Views of Archschool’s programmes / Images courtesy of Archschool
With the spread of Coronavirus Disease-19 this year, it has become impossible for educational platforms around the world to conduct an offline curriculum, and Archschool is facing the same unsettled situation. I needed a mentor with a lot of expertise and experience of online education in order to reconsider the ways we might teach in person. I judged that ‘e-flux’, which observes trends from various fields, seemed to be the most suitable. e-flux is an online archival platform that makes available specialist data produced from 1999 to the present. The website is organised into ten categories: Journal, Architecture, Discussion, Art Agenda Review, Art and Education, Video and Film, Books, Programmes, and Projects. The most unique aspect to this platform is that it has separate categories for ‘Art & Education’ and ‘Architecture’, in order to examine the advancements made by art education and architecture around the world. Within the ‘Art & Education’ category, there is a sub-category titled ‘School Watch’, which is impressive as it scrutinises at fine arts education, curation, and theory from a critical perspective.
The Archschool interrogates topics that are discussed on e-flux across the international field of architecture and education. We recognised that discussions concerning educational programmes could be conducted at home. ‘Lincoln Center at Home’, introduced in the education category, is a site designed to allow people to enjoy opera, music, musicals, and theatre at home. Its purpose is to enhance public access to culture and the arts by engaging high-quality educators and artists as lecturers. Archschool, which is practising architecture education by integrating several disciplines, looks to concerts and artistic performances for children. The revitalisation of online education is welcome, but some issues remain to be solved. When organising online programmes, the issue of image rights is among the most important.

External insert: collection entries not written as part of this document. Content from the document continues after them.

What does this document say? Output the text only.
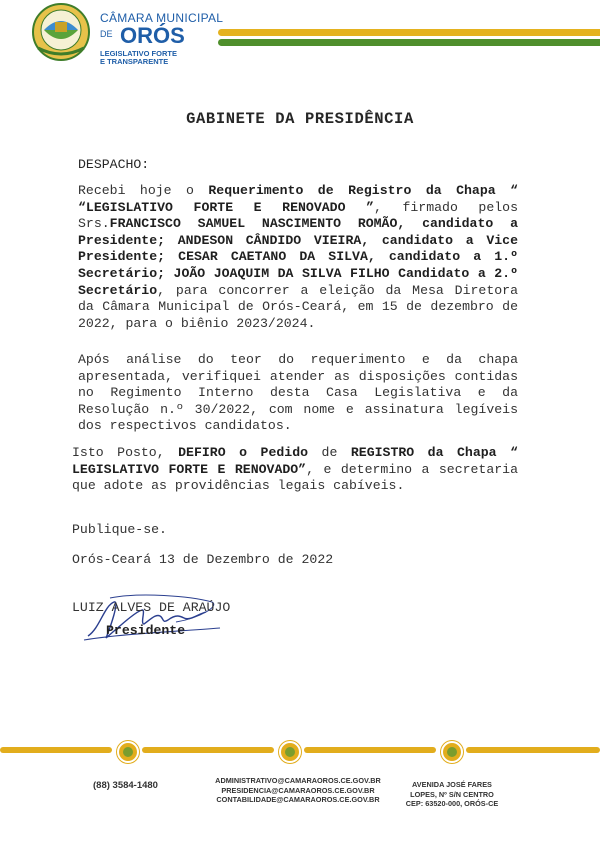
CÂMARA MUNICIPAL
DE ORÓS
LEGISLATIVO FORTE
E TRANSPARENTE
GABINETE DA PRESIDÊNCIA
DESPACHO:
Recebi hoje o Requerimento de Registro da Chapa “ “LEGISLATIVO FORTE E RENOVADO ”, firmado pelos Srs.FRANCISCO SAMUEL NASCIMENTO ROMÃO, candidato a Presidente; ANDESON CÂNDIDO VIEIRA, candidato a Vice Presidente; CESAR CAETANO DA SILVA, candidato a 1.º Secretário; JOÃO JOAQUIM DA SILVA FILHO Candidato a 2.º Secretário, para concorrer a eleição da Mesa Diretora da Câmara Municipal de Orós-Ceará, em 15 de dezembro de 2022, para o biênio 2023/2024.
Após análise do teor do requerimento e da chapa apresentada, verifiquei atender as disposições contidas no Regimento Interno desta Casa Legislativa e da Resolução n.º 30/2022, com nome e assinatura legíveis dos respectivos candidatos.
Isto Posto, DEFIRO o Pedido de REGISTRO da Chapa “ LEGISLATIVO FORTE E RENOVADO”, e determino a secretaria que adote as providências legais cabíveis.
Publique-se.
Orós-Ceará 13 de Dezembro de 2022
LUIZ ALVES DE ARAÚJO
Presidente
(88) 3584-1480	ADMINISTRATIVO@CAMARAOROS.CE.GOV.BR
PRESIDENCIA@CAMARAOROS.CE.GOV.BR
CONTABILIDADE@CAMARAOROS.CE.GOV.BR
AVENIDA JOSÉ FARES
LOPES, Nº S/N CENTRO
CEP: 63520-000, ORÓS-CE
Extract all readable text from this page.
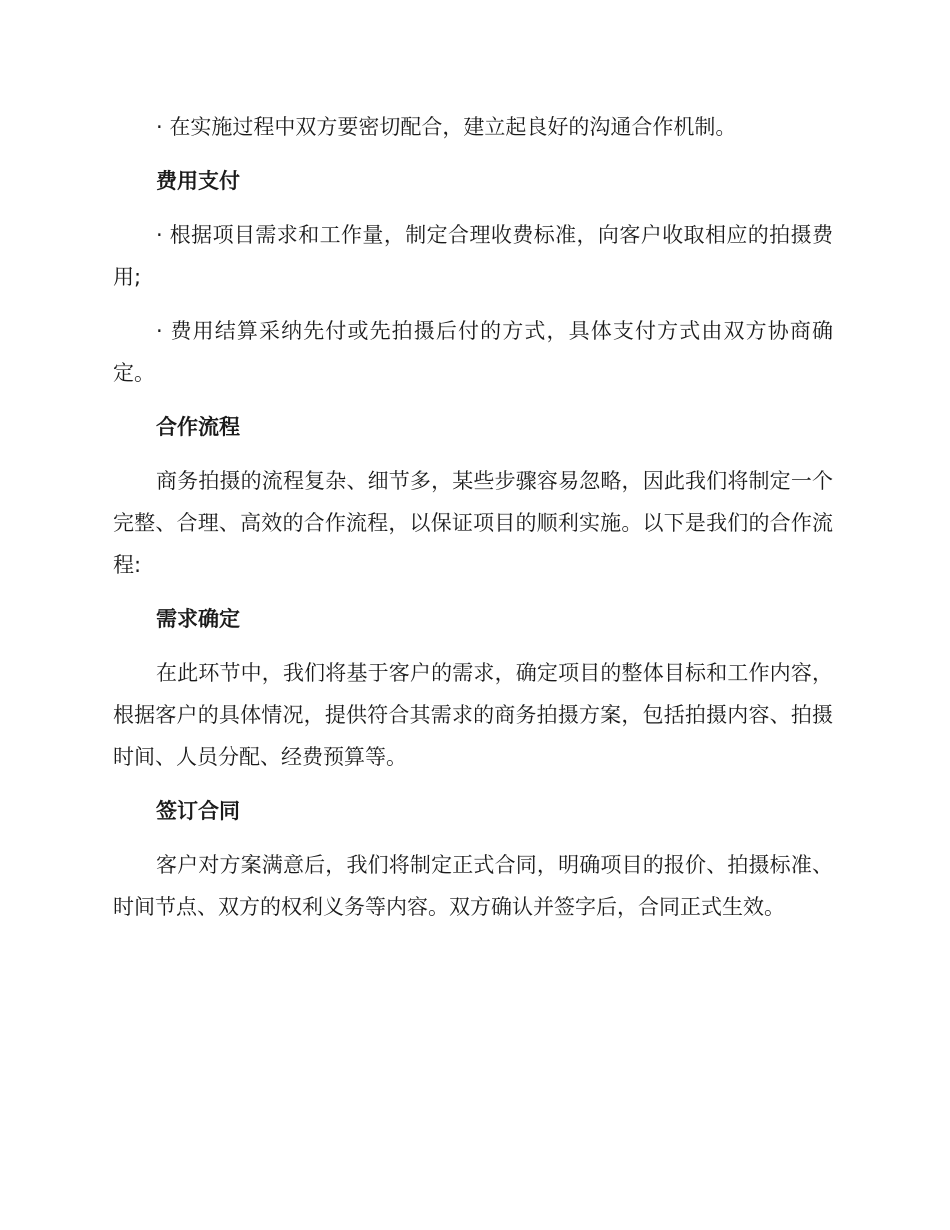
· 在实施过程中双方要密切配合，建立起良好的沟通合作机制。

费用支付

· 根据项目需求和工作量，制定合理收费标准，向客户收取相应的拍摄费用;

· 费用结算采纳先付或先拍摄后付的方式，具体支付方式由双方协商确定。

合作流程

商务拍摄的流程复杂、细节多，某些步骤容易忽略，因此我们将制定一个完整、合理、高效的合作流程，以保证项目的顺利实施。以下是我们的合作流程:

需求确定

在此环节中，我们将基于客户的需求，确定项目的整体目标和工作内容，根据客户的具体情况，提供符合其需求的商务拍摄方案，包括拍摄内容、拍摄时间、人员分配、经费预算等。

签订合同

客户对方案满意后，我们将制定正式合同，明确项目的报价、拍摄标准、时间节点、双方的权利义务等内容。双方确认并签字后，合同正式生效。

There also may be some reluctance to disclose ones personal environment over video to those other than users of similar access to the platform. So, the educator should receive agreement from participants after notifying the participants that the session will be recorded and that the related contents will be used at a later date. To what extent the content will be released more widely is one of our many considerations. Some of the online education programmes are operated through a payment structure. So the education platform has to decide upon the extent of an educational curriculum’s openness to its users in advance. e-flux, which has introduced a variety of its own educational programmes, recently added a category entitled ‘Art Agenda’ to provide information about social issues that could be used by public education programmes. e-flux selects topics from their perspective, pointing out the areas to which educational platforms should pay close attention and due care.
Website of e-flux
Oh Eunmi has worked in Arts Council Korea since 2017. In 2020, she works at Art Center Arko as Museum Manager & Educator responsible for Archschool.